女嫌いと男性恐怖症

「お前、こんなこともないと休まないだろ? 俺は何度か、陽菜と旅行とかで休ませてもらってるのに。二人でやってる法律事務所だ。たまには休めよ。悪いだろ」

「お前!」

 悪いと思ってるなら、こんなガキ押し付けるな。

 そう口先まで出かかった言葉を、飲み込んだ。

 さすがに本人の前で、そりゃないわな。
 と、俺にもそれくらいの礼儀はある。

 直樹が電話口で、クククッと笑ってるのが気に食わないが。

「その子。遥ちゃん。
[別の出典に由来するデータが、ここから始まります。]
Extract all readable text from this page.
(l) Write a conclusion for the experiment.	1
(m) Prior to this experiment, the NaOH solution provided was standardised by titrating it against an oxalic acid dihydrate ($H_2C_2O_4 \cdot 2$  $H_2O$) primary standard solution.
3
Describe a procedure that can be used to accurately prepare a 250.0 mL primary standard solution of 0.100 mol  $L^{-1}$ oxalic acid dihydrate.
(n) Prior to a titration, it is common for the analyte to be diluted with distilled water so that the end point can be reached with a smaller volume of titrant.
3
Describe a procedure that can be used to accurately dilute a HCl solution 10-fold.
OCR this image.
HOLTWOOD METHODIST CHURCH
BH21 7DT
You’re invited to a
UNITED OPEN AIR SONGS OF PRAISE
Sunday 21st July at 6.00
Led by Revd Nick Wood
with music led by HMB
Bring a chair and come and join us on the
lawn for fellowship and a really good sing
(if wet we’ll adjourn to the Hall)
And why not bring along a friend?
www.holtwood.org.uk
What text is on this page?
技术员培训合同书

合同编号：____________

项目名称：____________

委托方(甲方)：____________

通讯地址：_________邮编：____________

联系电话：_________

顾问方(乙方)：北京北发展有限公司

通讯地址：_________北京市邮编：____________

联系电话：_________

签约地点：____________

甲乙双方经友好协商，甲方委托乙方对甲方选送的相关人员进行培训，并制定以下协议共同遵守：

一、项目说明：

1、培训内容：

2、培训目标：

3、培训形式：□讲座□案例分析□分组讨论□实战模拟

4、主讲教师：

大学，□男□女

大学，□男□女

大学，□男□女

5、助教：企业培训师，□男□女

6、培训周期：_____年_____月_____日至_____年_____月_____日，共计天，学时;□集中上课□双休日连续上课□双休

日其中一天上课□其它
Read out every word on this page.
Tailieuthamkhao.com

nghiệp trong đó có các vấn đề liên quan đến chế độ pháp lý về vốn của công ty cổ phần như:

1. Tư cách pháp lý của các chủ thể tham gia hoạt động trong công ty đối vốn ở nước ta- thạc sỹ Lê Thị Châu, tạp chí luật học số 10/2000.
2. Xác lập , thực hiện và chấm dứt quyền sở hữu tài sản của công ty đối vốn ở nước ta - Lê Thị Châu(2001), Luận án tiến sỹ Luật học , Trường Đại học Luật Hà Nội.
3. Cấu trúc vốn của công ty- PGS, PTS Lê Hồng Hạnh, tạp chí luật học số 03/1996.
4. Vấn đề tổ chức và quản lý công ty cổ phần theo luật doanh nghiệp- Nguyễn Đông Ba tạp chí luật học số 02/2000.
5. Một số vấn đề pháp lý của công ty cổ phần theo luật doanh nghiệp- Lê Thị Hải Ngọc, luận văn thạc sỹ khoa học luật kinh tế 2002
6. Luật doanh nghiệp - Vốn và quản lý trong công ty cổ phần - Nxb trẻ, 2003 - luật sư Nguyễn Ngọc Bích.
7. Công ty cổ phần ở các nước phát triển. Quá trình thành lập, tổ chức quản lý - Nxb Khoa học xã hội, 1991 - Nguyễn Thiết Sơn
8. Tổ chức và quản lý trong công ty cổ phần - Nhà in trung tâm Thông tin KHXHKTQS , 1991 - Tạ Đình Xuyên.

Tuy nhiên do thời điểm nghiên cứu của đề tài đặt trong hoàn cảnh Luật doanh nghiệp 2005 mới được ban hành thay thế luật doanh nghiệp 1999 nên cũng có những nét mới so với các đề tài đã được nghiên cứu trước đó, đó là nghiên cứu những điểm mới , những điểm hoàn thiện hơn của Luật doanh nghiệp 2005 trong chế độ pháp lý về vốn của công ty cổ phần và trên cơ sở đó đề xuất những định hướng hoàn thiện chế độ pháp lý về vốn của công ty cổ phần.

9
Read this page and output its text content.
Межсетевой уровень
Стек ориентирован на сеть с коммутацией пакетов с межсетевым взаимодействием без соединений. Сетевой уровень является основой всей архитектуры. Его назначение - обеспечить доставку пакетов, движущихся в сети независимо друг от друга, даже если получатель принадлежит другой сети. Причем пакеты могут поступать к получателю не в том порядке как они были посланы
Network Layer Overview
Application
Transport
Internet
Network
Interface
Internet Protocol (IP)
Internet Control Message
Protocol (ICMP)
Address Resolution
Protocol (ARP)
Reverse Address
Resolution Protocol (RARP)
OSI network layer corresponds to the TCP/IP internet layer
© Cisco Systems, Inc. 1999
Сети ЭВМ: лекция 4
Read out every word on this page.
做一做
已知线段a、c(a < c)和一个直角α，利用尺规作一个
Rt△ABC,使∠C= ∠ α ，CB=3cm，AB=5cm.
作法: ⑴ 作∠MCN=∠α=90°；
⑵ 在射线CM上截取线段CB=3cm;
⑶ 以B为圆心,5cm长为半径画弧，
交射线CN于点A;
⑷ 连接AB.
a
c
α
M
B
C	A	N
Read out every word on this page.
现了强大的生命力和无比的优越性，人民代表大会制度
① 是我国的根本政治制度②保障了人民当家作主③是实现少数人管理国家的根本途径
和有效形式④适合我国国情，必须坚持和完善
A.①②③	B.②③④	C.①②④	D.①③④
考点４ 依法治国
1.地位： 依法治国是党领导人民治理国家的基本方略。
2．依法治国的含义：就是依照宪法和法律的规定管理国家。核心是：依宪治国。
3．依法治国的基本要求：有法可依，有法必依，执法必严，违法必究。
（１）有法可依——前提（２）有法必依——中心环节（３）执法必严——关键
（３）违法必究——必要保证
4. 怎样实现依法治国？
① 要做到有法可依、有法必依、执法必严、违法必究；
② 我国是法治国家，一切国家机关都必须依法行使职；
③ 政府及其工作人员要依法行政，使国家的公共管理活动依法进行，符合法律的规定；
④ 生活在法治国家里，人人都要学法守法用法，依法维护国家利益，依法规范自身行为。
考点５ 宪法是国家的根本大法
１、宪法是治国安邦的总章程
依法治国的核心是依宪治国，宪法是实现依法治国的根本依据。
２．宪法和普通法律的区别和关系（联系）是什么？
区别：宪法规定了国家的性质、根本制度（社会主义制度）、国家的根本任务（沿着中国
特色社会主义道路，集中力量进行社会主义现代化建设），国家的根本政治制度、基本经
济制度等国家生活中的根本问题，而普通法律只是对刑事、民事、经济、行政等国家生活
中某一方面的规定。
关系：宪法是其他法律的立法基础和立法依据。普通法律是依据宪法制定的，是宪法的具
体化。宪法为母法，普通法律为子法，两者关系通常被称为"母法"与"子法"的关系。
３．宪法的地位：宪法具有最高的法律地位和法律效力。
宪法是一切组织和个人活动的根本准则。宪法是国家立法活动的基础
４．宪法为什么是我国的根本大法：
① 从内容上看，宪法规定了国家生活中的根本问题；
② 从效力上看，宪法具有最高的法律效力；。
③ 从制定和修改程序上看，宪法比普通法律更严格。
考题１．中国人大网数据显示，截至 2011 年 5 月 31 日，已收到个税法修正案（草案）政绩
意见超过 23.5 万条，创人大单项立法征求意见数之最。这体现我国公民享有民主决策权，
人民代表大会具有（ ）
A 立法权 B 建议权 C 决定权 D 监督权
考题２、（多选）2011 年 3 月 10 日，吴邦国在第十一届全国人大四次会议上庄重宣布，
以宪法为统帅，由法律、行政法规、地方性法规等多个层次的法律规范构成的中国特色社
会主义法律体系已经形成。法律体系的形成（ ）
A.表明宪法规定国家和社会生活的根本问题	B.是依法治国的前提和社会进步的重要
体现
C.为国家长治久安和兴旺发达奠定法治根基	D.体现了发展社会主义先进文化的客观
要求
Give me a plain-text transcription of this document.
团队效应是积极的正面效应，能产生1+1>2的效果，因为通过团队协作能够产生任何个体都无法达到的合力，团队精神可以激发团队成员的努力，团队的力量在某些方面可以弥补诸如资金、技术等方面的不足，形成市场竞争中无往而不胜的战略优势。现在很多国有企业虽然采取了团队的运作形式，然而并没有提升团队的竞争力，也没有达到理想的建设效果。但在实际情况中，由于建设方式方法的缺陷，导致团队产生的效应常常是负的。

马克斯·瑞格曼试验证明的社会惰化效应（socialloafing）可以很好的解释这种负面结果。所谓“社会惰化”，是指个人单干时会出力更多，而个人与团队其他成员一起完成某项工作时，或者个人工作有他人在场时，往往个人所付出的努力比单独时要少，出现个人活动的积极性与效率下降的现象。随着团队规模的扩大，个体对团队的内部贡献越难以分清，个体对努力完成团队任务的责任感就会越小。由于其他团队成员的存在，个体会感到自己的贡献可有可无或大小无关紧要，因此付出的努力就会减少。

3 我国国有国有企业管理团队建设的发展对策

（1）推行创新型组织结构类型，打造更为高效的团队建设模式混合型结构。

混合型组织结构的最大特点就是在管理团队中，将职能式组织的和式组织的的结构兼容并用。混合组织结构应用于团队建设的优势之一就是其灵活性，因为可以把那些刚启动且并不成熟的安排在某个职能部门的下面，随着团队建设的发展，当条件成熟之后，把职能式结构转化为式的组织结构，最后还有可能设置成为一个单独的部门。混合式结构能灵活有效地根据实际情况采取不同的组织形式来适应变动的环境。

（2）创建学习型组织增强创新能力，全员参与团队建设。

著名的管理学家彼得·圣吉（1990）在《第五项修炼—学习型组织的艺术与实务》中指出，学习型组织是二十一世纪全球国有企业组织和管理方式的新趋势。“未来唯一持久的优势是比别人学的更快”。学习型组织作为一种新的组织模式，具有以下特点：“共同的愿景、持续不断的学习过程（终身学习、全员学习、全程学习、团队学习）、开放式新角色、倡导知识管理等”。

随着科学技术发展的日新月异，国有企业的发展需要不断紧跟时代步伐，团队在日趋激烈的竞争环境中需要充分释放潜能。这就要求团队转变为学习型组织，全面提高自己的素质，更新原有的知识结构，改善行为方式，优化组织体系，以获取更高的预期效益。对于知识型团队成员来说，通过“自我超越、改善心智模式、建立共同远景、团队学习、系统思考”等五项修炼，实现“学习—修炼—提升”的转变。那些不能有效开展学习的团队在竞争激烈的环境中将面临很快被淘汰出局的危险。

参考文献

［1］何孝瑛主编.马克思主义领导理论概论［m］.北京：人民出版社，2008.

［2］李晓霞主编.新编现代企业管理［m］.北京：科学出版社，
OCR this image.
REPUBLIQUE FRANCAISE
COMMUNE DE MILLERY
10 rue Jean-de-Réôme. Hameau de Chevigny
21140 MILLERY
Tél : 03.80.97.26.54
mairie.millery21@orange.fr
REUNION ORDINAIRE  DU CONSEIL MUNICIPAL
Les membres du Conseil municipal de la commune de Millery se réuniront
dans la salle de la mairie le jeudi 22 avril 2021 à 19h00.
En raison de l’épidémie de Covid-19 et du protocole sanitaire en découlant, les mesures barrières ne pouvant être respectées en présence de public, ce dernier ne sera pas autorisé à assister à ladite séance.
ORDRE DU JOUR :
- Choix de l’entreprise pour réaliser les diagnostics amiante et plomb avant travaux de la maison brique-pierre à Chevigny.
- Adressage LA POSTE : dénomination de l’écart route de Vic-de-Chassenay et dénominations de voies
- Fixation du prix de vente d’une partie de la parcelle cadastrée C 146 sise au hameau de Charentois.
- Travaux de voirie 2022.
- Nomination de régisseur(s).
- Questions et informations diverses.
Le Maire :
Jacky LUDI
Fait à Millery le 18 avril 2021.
訳ありっぽいだろ? アキも、それで俺の提案を無下にしなかったんだろ?」

 いや。無下に断ったはずだ。

 そう言いたかったが、それも言えなかった。

 チラッと遥を見て、チッ。別の部屋で話せば良かったぜ。と、心の中で舌打ちをする。

「そんなんじゃねーよ」

 なんとかそれだけ言っても、直樹は晶の返事を聞いてもいないようだった。

「ちょっと心配な子だし。休みの間に、普通の生活が出来るように仲良くなってやれよ。じゃ。頼んだぜ」

 そこからは不通音だけが聞こえ、電話は一方的に切れた。